Парижские дамы | страница 5
Какая смерть для капельмейстера, но довольно — и о самом маскарад-бале и об этом маскированном, отчасти приличном, всегда блестящем и иногда остроумном обществе — все это похоже отчасти на английский раут, отчасти на венецианскую ночь.
Здесь со времени введения канкана улетели навсегда и грация, и скромность, и остроумие.
Когда они возвратятся, без сомнения, будет найдена мера, которая будет удовлетворять всем вкусам.
Бал представляет две картины; зал переполнен танцующими, фойе наполняется интригами, которые всего больше происходят от 1 ч. до 5-ти.
Но увы! Интрига, по крайней мере на оперном бале, все более и более теряет свой букет. Подслушаем, например, разговор между тем молодым денди и этим красивым домино, которые только что повстречались.
— Здравствуй, Эрнест! — говорит домино.
— Здравствуй! — отвечает лев, — разве ты меня знаешь?
— Да, — ведь ты живешь на Гельдер-штрассе.
— Верно, я хотел переехать оттуда, но не нашел другой квартиры.
— А зачем же ты хотел переехать, милый повеса?

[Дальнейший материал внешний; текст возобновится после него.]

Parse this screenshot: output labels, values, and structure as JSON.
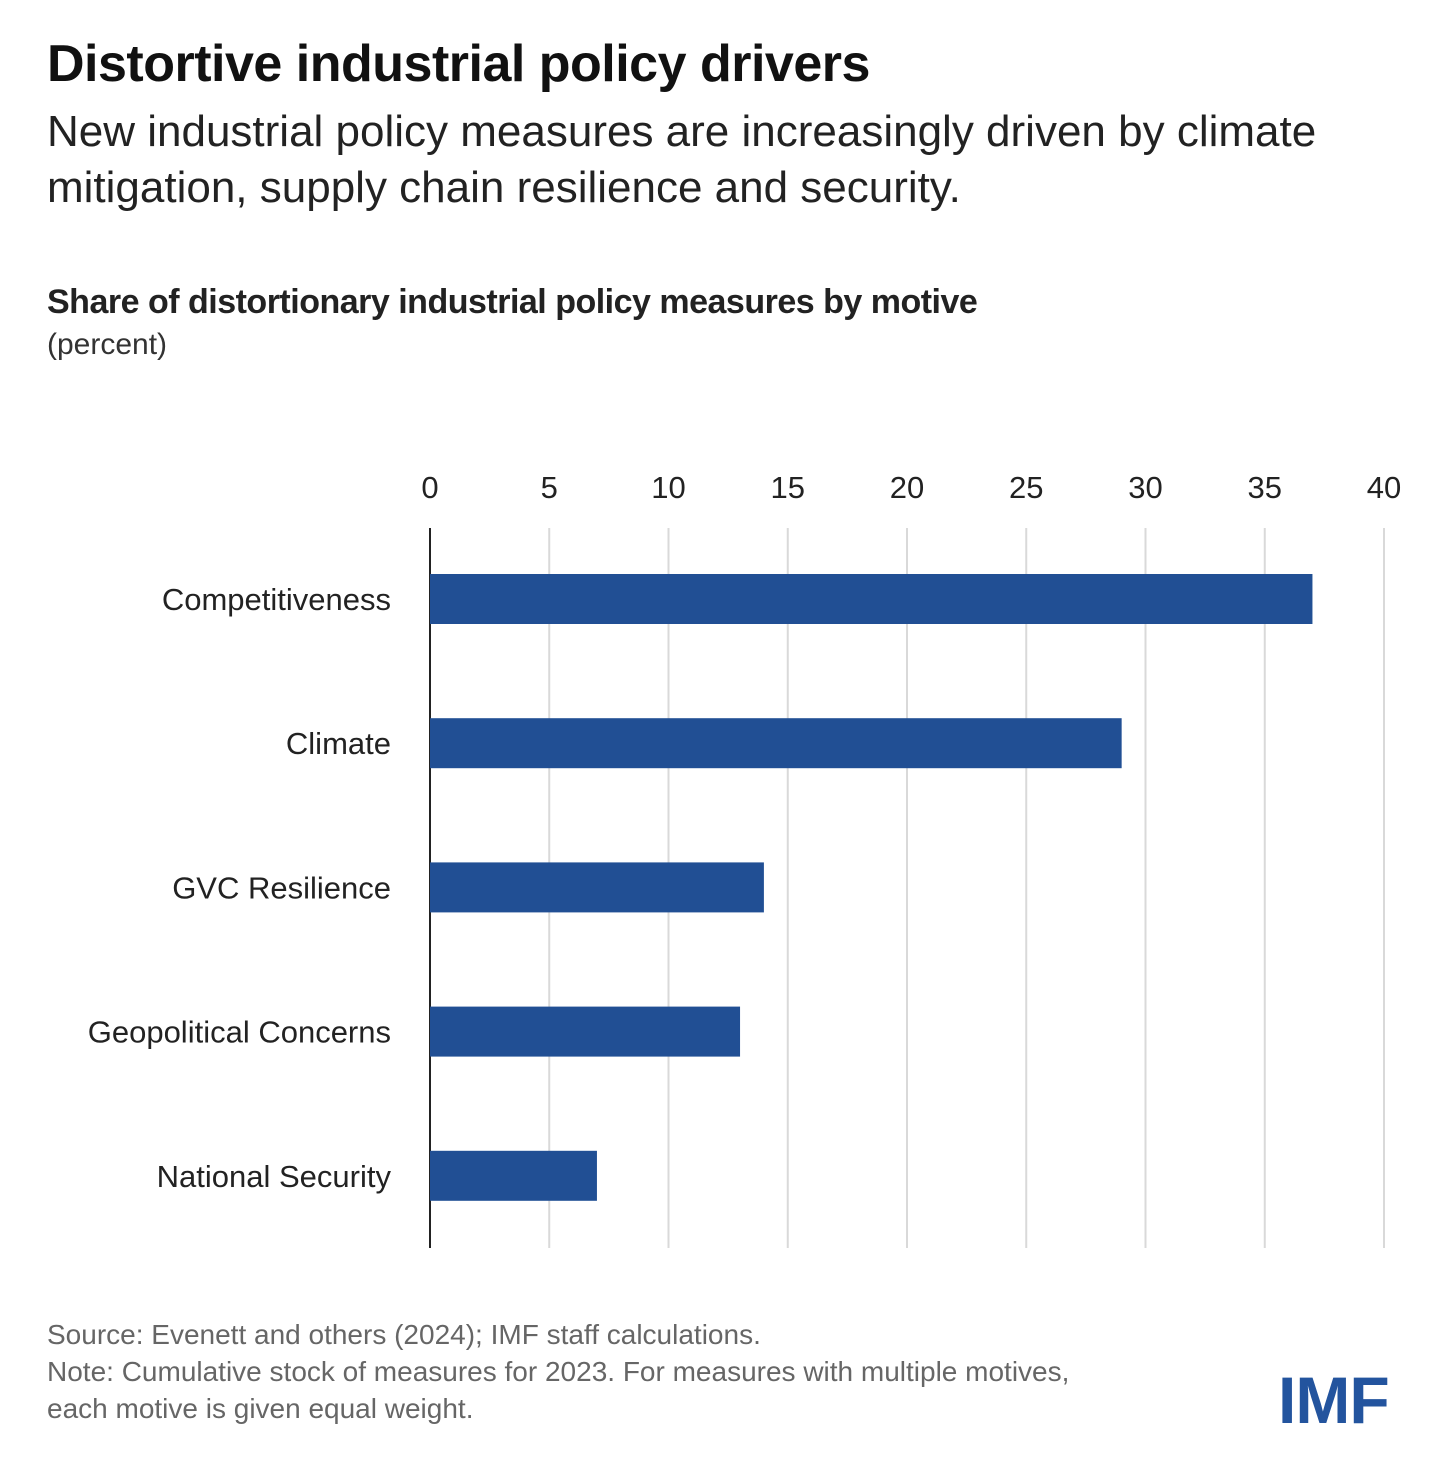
{
  "header": {
    "title": "Distortive industrial policy drivers",
    "subtitle": "New industrial policy measures are increasingly driven by climate mitigation, supply chain resilience and security."
  },
  "chart_data": {
    "type": "bar",
    "orientation": "horizontal",
    "title": "Share of distortionary industrial policy measures by motive",
    "unit": "(percent)",
    "categories": [
      "Competitiveness",
      "Climate",
      "GVC Resilience",
      "Geopolitical Concerns",
      "National Security"
    ],
    "values": [
      37,
      29,
      14,
      13,
      7
    ],
    "xlim": [
      0,
      40
    ],
    "xticks": [
      0,
      5,
      10,
      15,
      20,
      25,
      30,
      35,
      40
    ],
    "xaxis_position": "top",
    "grid": true,
    "bar_color": "#214f94"
  },
  "footer": {
    "source": "Source: Evenett and others (2024); IMF staff calculations.",
    "note": "Note: Cumulative stock of measures for 2023. For measures with multiple motives, each motive is given equal weight.",
    "logo": "IMF"
  }
}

— Моя квартира беспокойна и мой камин дымит.
— Разве только поэтому? Узнал ты меня теперь?
— Сразу! Вы — мадам Д.!
— Ты ошибаешься!
— Нет!
— Да!
— Нет — сознайтесь, что вы мадам Д… Как поживаете?
— Сносно, если не считать насморка. Я сделала неловкость, что пришла сюда, но эти маскарады так заманчивы… Но мне пора! Вон, я вижу одного господина, которого мне нужно интриговать. До свидания!
— До свидания, мадам!
Какое блестящее остроумие! Стоит ли это труда маскироваться и говорить «ты» друг другу?
Несмотря, однако, на это, оперный бал составляет любимейшее удовольствие и восторг нации, выдающей себя за образованнейшую и просвещеннейшую в свете.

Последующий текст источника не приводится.